New evolutionary jailbreak framework adapts to safety updates and boosts diversity by 5.6%.

Deep Dive

A team of researchers (Rui Tang, Kaiyu Xu, et al.) has introduced EvoJail, a novel framework for automatically generating diverse jailbreak prompts against large language models. Published on arXiv and accepted at Information Processing and Management, the method addresses two key gaps in existing automatic jailbreak generation: adaptability to evolving safety-finetuned models and diversity of generated prompts. EvoJail formalizes jailbreak prompt generation as a multi-objective black-box optimization problem, leveraging evolutionary algorithms to search for prompts that work across different model versions and exhibit varied attack patterns. The framework integrates prompt generation into an iterative loop where candidate prompts are evaluated against the target model, then selected and varied based on responses, enabling continuous adaptation to model updates.

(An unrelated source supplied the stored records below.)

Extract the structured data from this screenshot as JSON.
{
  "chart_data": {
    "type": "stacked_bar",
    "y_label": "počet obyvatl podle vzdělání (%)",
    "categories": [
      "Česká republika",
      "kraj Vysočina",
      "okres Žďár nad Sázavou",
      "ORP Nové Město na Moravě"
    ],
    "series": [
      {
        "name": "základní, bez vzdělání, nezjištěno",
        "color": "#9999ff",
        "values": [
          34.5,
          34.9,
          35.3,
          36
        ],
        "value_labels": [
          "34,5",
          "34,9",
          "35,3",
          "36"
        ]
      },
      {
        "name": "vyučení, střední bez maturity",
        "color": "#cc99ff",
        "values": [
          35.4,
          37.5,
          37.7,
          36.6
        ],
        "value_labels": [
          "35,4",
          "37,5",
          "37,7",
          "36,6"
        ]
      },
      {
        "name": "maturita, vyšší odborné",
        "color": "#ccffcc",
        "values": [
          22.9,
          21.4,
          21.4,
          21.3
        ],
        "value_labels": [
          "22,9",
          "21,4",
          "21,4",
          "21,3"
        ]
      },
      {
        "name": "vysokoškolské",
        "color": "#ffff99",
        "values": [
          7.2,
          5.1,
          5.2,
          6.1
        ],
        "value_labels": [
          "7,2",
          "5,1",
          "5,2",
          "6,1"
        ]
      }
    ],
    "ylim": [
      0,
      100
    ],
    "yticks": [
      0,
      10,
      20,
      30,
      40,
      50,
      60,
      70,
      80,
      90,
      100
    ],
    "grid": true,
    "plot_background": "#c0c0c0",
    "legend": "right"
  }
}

To enhance diversity, EvoJail introduces field-aware instruction fusion to create varied starting points and incorporates diversity-aware objectives into the evolutionary fitness function. It also designs multi-level LLM-based mutation operators that modify prompt structures at different granularities. Results show EvoJail achieves over 93% attack success rate and more than 5.6% improvement in diversity metrics compared to state-of-the-art methods. This work underscores the escalating arms race between LLM safety measures and adversarial attacks, highlighting the need for more robust defenses.

Key Points
  • EvoJail uses evolutionary algorithms to generate jailbreak prompts adaptable to updated safety-finetuned models.
  • Achieves over 93% attack success rate and 5.6% improvement in diversity over prior methods.
  • Employs field-aware instruction fusion and multi-level mutation operators for prompt diversity.

Why It Matters

EvoJail reveals how easily LLM safeguards can be bypassed, pushing researchers toward more adaptive defenses.